How do I handle errors in mapped functions in AWS Glue?

I'm using the map method of DynamicFrame (or, equivalently, the Map.apply method). I've noticed that any errors in the function that I pass to these functions are silently ignored and cause the returned DynamicFrame to be empty.

Say I have a job script like this:

import sys
from pyspark.context import SparkContext
from awsglue.context import GlueContext
from awsglue.transforms import *

glueContext = GlueContext(SparkContext.getOrCreate())
dyF = glueContext.create_dynamic_frame.from_catalog(database="radixdemo", table_name="census_csv")

def my_mapper(rec):
    import logging
    logging.error("[RADIX] An error-log from in the mapper!")
    print "[RADIX] from in the mapper!"
    raise Exception("[RADIX] A bug!")
dyF = dyF.map(my_mapper, 'my_mapper')

print "Count:  ", dyF.count()
dyF.printSchema()
dyF.toDF().show()

If I run this script in my Glue Dev Endpoint with gluepython, I get output like this:

[glue@ip-172-31-83-196 ~]$ gluepython gluejob.py
SLF4J: Class path contains multiple SLF4J bindings.
SLF4J: Found binding in [jar:file:/usr/share/aws/glue/etl/jars/glue-assembly.jar!/org/slf4j/impl/StaticLoggerBinder.class]
SLF4J: Found binding in [jar:file:/usr/lib/spark/jars/slf4j-log4j12-1.7.16.jar!/org/slf4j/impl/StaticLoggerBinder.class]
SLF4J: See http://www.slf4j.org/codes.html#multiple_bindings for an explanation.
SLF4J: Actual binding is of type [org.slf4j.impl.Log4jLoggerFactory]
Setting default log level to "WARN".
To adjust logging level use sc.setLogLevel(newLevel). For SparkR, use setLogLevel(newLevel).
18/05/23 20:56:46 WARN Client: Neither spark.yarn.jars nor spark.yarn.archive is set, falling back to uploading libraries under SPARK_HOME.
ERROR StatusLogger No log4j2 configuration file found. Using default configuration: logging only errors to the console.
Count:   0
root

++
||
++
++

Notes about this output:

I don't see the result of the print statement or the logging.error statement.
There's no indication that my_mapper raised an exception.
The printSchema call is showing that there is no schema metadata on the produced DynamicFrame
the show method also isn't producing any output, indicating that all the rows are gone.

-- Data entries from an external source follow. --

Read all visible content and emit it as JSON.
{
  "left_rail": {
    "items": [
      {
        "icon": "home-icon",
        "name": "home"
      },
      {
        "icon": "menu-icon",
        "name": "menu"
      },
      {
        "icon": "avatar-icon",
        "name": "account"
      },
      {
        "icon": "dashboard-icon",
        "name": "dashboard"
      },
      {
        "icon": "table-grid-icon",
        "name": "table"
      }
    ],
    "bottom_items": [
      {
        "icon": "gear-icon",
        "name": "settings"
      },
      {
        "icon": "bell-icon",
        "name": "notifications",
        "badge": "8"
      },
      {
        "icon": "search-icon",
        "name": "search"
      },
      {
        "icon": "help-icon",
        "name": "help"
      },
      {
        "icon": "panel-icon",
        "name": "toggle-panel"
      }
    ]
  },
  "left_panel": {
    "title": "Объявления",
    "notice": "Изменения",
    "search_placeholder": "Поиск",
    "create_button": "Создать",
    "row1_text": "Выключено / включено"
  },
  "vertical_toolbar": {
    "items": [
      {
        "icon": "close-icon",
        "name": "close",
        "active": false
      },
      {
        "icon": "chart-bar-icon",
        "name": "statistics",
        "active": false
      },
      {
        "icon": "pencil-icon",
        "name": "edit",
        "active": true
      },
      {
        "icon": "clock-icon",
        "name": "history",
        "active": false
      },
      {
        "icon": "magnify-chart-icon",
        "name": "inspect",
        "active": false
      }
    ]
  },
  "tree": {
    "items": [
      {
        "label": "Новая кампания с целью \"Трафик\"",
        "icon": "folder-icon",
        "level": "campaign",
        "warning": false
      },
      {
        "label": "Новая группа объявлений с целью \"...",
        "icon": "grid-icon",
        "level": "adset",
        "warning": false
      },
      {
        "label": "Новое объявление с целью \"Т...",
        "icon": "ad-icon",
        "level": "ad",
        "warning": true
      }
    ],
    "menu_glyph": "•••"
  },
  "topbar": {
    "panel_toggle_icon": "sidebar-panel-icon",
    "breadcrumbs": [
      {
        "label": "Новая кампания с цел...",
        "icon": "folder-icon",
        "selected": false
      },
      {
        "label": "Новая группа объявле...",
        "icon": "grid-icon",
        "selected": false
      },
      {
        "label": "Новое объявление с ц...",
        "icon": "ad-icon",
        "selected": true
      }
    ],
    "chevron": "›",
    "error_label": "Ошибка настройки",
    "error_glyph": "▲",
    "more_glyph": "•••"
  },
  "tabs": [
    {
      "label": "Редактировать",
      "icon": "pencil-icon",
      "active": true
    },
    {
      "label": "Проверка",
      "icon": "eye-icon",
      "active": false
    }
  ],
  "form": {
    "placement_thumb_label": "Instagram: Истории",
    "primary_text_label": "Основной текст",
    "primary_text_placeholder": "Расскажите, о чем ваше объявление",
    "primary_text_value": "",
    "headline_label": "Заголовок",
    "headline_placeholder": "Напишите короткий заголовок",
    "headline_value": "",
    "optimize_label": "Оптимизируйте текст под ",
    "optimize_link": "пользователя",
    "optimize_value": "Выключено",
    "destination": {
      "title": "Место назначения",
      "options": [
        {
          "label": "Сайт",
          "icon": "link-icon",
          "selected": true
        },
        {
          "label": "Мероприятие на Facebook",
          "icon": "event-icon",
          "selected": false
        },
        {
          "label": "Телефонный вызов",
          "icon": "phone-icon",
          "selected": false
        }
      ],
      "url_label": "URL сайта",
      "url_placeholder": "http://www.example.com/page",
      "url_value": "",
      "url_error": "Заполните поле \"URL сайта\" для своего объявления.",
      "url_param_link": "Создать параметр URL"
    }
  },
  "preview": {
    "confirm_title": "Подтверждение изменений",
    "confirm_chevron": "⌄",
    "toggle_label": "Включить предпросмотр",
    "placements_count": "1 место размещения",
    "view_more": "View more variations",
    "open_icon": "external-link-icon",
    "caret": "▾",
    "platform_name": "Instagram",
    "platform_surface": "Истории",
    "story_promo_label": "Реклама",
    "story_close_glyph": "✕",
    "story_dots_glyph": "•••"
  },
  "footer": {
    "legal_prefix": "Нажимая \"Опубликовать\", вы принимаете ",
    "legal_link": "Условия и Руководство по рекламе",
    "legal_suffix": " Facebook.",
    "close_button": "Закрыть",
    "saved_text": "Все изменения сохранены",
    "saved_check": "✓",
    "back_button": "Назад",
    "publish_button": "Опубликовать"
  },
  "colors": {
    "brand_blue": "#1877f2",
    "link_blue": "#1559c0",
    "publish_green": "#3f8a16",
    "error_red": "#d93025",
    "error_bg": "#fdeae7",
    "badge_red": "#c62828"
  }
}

Likewise, when I save this script as a job in the AWS Glue console, and run it, the job doesn't indicate any error occurred -- The Job Status is "Succeeded". Notably, I do get the print statements and logging.error calls output to the job logs, but only in the regular "Logs", not the "Error Logs".

What I want is to be able to indicate that my job has failed, and to be able to easily find these error logs. Most important is to just indicate that it has failed.

Is there a way to log an error within a mapped function in such a way that Glue will pick it up as an "Error Log" (and put it in that separate AWS CloudWatch Logs path)? If this happens, will it automatically mark the entire Job as Failing? Or is there some other way to explicitly fail the job from within a mapped function?

(my plan, if there is a way to log errors and/or mark the job as failed, is to create a decorator or other utility function that will automatically catch exceptions in my mapped functions and ensure that they are logged & marked as a failure).

Solution

The only way I have discovered to make a Glue job show up as "Failed" is to raise an exception from the main script (not inside a mapper or filter function, as those seem to get spun out to the Data Processing Units).

Fortunately, there is a way to detect if an exception occurred inside of a map or filter function: using the DynamicFrame.stageErrorsCount() method. It will return a number indicating how many exceptions were raised while running the most recent transformation.

So the correct way to solve all the problems:

make sure your map or transform function explicitly logs any exceptions that occur inside of it. This is best done by using a decorator function or via some other reusable mechanism, instead of relying on putting try/except statements in every single function you write.
after every single transformation that you want to catch errors in, call the stageErrorsCount() method and check if it's greater than 0. If you want to abort the job, just raise an exception.

For example:

import logging

def log_errors(inner):
    def wrapper(*args, **kwargs):
        try:
            return inner(*args, **kwargs)
        except Exception as e:
            logging.exception('Error in function: {}'.format(inner))
            raise
    return wrapper

@log_errors
def foo(record):
    1 / 0

Then, inside your job, you'd do something like:

df = df.map(foo, "foo")
if df.stageErrorsCount() > 0:
    raise Exception("Error in job! See the log!")

Note that even calling logging.exception from inside the mapper function still doesn't write the logs to the error log in AWS CloudWatch Logs, for some reason. It gets written to the regular success logs. However, with this technique you will at least see that the job failed and be able to find the info in the logs. Another caveat: Dev Endpoints don't seem to show ANY logs from the mapper or filter functions.